Precisamente,  en orden a procurar el cumplimiento del memorado requisito, la Sala  en reiterados pronunciamientos ha considerado por término  razonable para la interposición de la acción el de seis  meses.  (Se  resalta- STC 29 abr. 2009, rad. 00624-00, reiterada en STC4535-2020,  STC 3457-2021 y STC1919-2022).  

También  se ha dicho:  

(…)  en  verdad, muy breve ha de ser el tiempo que debe transcurrir entre la  fecha de la determinación judicial acusada y el reclamo  constitucional que se enfila contra ella, con miras a que éste  último no pierda su razón de ser, convirtiéndose,  subsecuentemente, en un instrumento que genere incertidumbre, zozobra  y menoscabo a los derechos y legítimos intereses de terceros  (…).  STC12196-2014,  11 sep. rad. 01892-00; reiterado en STC10258-2015 y STC10045-2022.  

Lo  anterior impide examinar el fondo del debate propuesto, porque si el  quejoso se demoró en ejercer este instrumento especial, su  descuido,  per se,  es suficiente para descartar la presencia de una conducta indebida  atribuible a la dependencia convocada y con repercusión  directa en los atributos esenciales invocados como soporte de la  ayuda.  
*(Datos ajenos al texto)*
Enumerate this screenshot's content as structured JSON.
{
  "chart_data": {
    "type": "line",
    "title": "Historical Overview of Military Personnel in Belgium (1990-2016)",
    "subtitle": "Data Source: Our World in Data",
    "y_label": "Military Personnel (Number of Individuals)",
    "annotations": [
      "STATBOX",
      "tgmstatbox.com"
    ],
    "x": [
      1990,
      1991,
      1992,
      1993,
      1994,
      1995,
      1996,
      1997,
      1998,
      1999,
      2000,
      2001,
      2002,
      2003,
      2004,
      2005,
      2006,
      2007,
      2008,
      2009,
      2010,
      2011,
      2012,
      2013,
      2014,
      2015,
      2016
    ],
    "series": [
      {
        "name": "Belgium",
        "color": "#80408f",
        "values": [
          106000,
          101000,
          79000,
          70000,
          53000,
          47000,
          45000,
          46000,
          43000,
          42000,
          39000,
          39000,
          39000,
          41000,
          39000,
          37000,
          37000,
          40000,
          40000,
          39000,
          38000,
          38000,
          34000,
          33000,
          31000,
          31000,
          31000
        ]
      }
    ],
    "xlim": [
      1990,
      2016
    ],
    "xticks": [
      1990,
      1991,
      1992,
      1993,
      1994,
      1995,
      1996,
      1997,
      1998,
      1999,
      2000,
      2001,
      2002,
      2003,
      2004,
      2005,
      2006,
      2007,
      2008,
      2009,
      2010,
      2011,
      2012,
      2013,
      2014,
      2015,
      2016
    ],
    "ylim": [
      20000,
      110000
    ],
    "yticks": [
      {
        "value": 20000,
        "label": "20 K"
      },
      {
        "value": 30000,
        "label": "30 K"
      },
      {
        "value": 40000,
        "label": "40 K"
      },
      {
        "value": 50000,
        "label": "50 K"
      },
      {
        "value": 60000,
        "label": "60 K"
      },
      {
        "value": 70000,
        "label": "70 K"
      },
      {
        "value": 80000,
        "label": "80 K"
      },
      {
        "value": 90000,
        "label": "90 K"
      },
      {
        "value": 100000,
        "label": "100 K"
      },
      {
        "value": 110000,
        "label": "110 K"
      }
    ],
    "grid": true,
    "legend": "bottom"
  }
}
2.-  Ahora, si bien en algunos casos se ha superado la ausencia de tal  exigencia, flexibilizándolo, ello solo sucede cuando la  dilación en activar este dispositivo está debidamente  «justificada».  Al respecto en STC3949-2021 se precisó:  

(…)  Por otra parte y para facilitar el examen de la razonabilidad del  lapso transcurrido entre el momento de la presunta vulneración  del derecho fundamental invocado y el ejercicio de la acción,  la Corte ha establecido los siguientes criterios: “(i) si  existe un motivo válido para la inactividad de los  accionantes; (ii) si la inactividad justificada vulnera el núcleo  esencial de los derechos de terceros afectados con la decisión;  (iii) si existe un nexo causal entre el ejercicio tardío de la  acción y la vulneración de los derechos fundamentales  del interesado; (iv) si el fundamento de la acción de tutela  surgió después de acaecida la actuación  violatoria de los derechos fundamentales, de cualquier forma en un  plazo no muy alejado de la fecha de interposición (…).  
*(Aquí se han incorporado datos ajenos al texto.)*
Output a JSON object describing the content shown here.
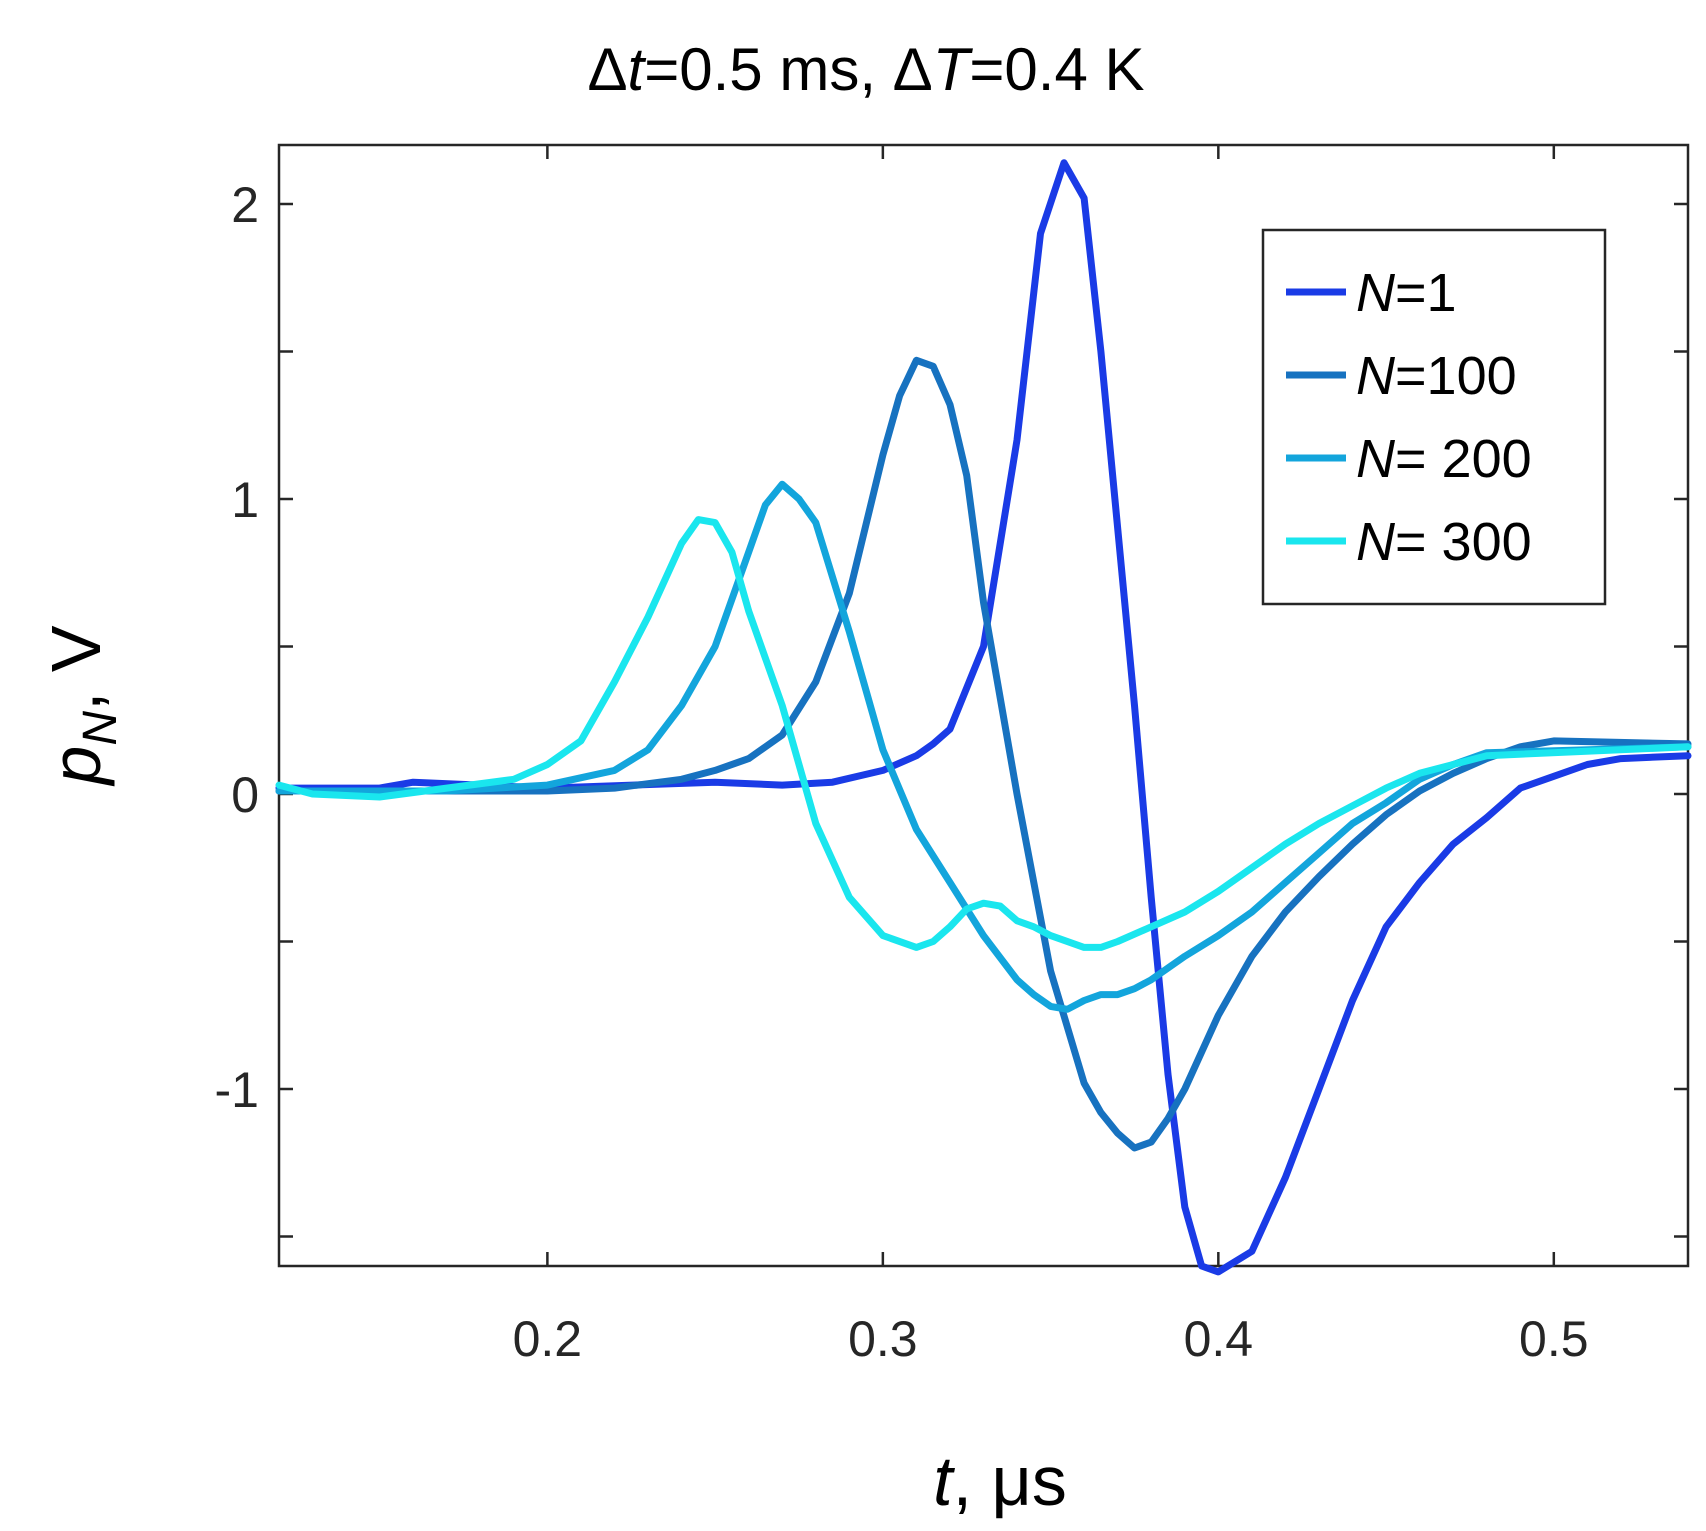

No  obstante,  en el sub  lite,  no acaece ninguna de las hipótesis reseñadas, debido a  que, más allá de estar inconforme con el veredicto  emitido por el Juzgado  Segundo de Familia de Oralidad de  Cúcuta, el impulsor no expuso las razones para disculpar su  tardanza en acudir a este sendero.  

3.-  Adicionalmente,  la sentencia SU-354-17  de la Corte Constitucional, en línea con la jurisprudencia de  esta Sala, contrario a la interpretación que de la misma hace  el impugnante, establece que, «teniendo  en cuenta que la misma pretende dar protección inmediata ante  la vulneración o amenaza de los derechos, debe ser interpuesta  en un tiempo razonable, contado desde que acaecieron los hechos  causantes de la trasgresión o desde que la persona sienta  amenazados sus derechos, la razonabilidad del plazo está  determinada por la finalidad de la tutela, que debe ser ponderada en  cada caso concreto»,  precisamente, porque fue instituida para:  (i)  «garantiza  una protección urgente de los derechos fundamentales  presuntamente amenazados o vulnerados; (ii)  «evita  una lesión desproporcionada a atribuciones jurídicas de  terceros; (iii)  «resguarda  la seguridad jurídica»  y (iv)  «desestima  las solicitudes negligentes».  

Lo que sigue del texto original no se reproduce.